Entscheidungen im Bundesrat:Emotionales Kampfprogramm

Die letzte Sitzung des Bundesrats vor der Sommerpause hat es in sich: Roland Koch spricht über seine Gefühle und mehr als 80 Tagesordnungspunkte müssen bewältigt werden. Die wichtigsten Entscheidungen im Überblick.

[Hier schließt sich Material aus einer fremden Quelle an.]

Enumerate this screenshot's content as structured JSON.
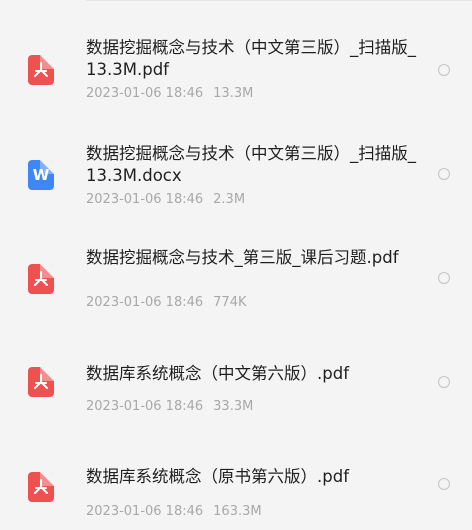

Vor seiner Sommerpause muss der Bundesrat an diesem Freitag ein Mammutprogramm bewältigen. Auf der Tagesordnung der Länderkammer stehen allein 27 Gesetzesbeschlüsse.

Bundesrat

Die 873. Sitzung des Bundesrates hat es in sich: Über 80 Tagesordnungspunkte sind zu bewältigen.

(Foto: dpa)

Zum vorläufig letzten Mal wird Schwarz-Gelb in der Länderkammer eine Mehrheit von 37 der insgesamt 69 Stimmen haben. Denn die Landtagswahl in Nordrhein-Westfalen und die Konstitution der rot-grünen Minderheitsregierung werden sich erst bei der nächsten Sitzung am 24. September auf die Mehrheitsverhältnisse im Bundesrat auswirken. Dann verfügen CDU, CSU und FDP nur noch über 31 Stimmen.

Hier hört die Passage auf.